Second up is the Tarantino stalker-slasher-action pic, DEATH PROOF. This stars Kurt Russell as a bad-ass retired movie stunt-man called, da-da-daa!, Stunt-Man Mike. He kills attractive young women by offering them rides home in his "death-proof" car. Sadly, the "death-proofed"-ness only applies to the guy sitting in the drivers seat. Let's be clear, people, this is BY FAR a superior film.* It's superior insofar as its not just a straight pastiche but a genuine reinvention with memorable characters, brilliant dialogue and just enough camp violence to be funny but not boring. The flicks falls into two halves. In the first half we see Stunt-Man Mike stalk and eventually dispatch a bunch of girls (Vanessa Ferlito, Jordan Ladd, Sydney Tamiia Poitier and Rose McGowan again) that are drinking in a bar. As in all Tarantino, the real joy is seeing these normal people talk normal shit but with that added twist that outlandish stuff is round the corner. In the second half of the flick we move to a different set of chicks (Mary Elizabeth Winstead, Tracie Thoms, Rosario Dawson and Zoƫ Bell) driving round in cars. Cue more cute dialogue, crazy car-stunts and a bit of the old comedy violence.

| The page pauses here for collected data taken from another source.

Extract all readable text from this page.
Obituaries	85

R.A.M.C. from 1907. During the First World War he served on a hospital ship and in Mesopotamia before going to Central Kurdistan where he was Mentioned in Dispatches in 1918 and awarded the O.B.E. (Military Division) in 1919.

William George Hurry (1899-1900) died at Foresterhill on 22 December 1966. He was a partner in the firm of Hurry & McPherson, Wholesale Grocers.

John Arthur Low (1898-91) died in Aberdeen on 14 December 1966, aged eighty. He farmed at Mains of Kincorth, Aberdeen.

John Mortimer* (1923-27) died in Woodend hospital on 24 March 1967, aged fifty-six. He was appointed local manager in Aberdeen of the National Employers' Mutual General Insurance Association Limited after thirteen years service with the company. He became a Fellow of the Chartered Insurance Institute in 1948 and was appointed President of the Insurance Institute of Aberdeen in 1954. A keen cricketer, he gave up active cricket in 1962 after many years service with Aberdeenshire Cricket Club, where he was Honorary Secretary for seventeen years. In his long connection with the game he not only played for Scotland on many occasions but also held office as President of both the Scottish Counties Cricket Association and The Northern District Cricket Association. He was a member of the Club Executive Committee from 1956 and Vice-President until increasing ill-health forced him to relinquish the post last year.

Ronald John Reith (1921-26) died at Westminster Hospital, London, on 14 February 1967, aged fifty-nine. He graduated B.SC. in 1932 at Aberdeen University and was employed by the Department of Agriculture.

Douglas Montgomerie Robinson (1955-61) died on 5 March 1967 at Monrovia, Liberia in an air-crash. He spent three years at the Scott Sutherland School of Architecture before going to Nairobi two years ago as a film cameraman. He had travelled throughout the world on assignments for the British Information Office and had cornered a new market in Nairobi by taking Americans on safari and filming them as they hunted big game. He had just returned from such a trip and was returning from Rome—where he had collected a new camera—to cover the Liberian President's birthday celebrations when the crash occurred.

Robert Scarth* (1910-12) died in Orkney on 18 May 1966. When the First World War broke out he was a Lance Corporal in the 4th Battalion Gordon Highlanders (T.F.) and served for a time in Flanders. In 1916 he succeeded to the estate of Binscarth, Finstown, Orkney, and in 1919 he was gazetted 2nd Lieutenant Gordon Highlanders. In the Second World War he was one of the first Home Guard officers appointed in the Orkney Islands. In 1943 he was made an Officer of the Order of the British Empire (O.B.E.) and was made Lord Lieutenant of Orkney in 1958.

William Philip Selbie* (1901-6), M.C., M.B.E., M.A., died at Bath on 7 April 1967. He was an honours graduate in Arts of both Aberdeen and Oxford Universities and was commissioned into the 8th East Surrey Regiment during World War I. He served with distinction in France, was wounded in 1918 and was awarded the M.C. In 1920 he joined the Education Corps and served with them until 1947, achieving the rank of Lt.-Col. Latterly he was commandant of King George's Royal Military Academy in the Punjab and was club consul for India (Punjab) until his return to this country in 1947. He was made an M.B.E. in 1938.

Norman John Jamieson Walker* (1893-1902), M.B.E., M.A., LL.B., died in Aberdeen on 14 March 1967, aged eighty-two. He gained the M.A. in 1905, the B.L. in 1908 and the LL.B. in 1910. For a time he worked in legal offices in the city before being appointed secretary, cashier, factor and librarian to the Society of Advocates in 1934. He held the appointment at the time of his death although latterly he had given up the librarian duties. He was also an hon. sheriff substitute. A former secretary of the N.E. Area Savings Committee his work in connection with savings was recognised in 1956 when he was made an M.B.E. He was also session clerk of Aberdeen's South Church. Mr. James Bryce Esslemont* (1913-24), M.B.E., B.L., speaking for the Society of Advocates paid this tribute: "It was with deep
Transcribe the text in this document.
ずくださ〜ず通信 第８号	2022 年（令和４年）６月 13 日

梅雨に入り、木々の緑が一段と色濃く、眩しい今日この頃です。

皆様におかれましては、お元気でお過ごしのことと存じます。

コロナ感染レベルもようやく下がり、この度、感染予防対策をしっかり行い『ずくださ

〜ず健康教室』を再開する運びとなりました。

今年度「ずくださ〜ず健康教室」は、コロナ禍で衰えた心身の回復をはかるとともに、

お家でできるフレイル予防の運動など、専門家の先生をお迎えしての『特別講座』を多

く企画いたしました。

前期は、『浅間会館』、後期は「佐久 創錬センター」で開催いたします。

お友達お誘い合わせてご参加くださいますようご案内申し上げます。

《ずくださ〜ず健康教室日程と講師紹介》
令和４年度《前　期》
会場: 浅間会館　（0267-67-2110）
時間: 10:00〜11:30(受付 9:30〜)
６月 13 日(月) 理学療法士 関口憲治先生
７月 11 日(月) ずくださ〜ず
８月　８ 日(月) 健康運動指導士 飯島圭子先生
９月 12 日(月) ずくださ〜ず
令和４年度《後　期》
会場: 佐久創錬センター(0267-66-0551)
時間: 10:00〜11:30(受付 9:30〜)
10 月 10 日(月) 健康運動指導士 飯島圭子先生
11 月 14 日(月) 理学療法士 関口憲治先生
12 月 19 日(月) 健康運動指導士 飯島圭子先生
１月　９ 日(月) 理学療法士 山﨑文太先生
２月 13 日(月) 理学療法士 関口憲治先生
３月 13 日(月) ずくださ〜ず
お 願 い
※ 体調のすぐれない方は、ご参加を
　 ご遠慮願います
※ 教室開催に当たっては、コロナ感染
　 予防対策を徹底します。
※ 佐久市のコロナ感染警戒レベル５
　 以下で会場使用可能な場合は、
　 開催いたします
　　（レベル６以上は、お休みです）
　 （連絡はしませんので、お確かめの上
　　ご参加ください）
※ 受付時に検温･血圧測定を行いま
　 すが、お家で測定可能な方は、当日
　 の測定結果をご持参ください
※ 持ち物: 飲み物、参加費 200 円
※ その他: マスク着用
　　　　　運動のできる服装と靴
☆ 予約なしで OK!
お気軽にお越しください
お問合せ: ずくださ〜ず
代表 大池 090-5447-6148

The revelation is that while we all grew up on camp classics and lo-fi B flicks, not even Rodriguez can match Tarantino's genius in spewing out movies that can hold their heads up as genuinely entertaining outside of the pop-culture references that sustain them. Some of the fun of DEATH PROOF is picking up all the references to other QT flicks but, crucially, that's just an added bonus, not the whole deal. While Rodriguez' movie is an interesting exercise, DEATH-PROOF is a movie to watch and re-watch on its own terms.

*And I know Europeans are complaining the the double-feature is being split - so they'll have to pay double than Americans to see both films - but frankly, given what I now know, the wise move would've been to buy a ticket for the double feature and slip in at the 90 minute mark anyways.

GRINDHOUSE was released as a double-feature in the US in April 2007 and will be released as a double-feature in New Zealand on May 31st and in the UK on June 1st.

DEATH PROOF will be released in Estonia, Finland, Italy, Norway and Sweden on June 1st; in Belgium, France, Switzerland, Netherlands, on June 6th/7th; in Germany on June 14th and in Iceland on August 1st. PLANET TERROR will be released in Iceland on June 8th, Estonia on July 6th, the Netherlands on July 19th, Finland on July 20th, Germany on July 26th, Belgium on August 1st, in Norway on September 14th and in Sweden on September 28th.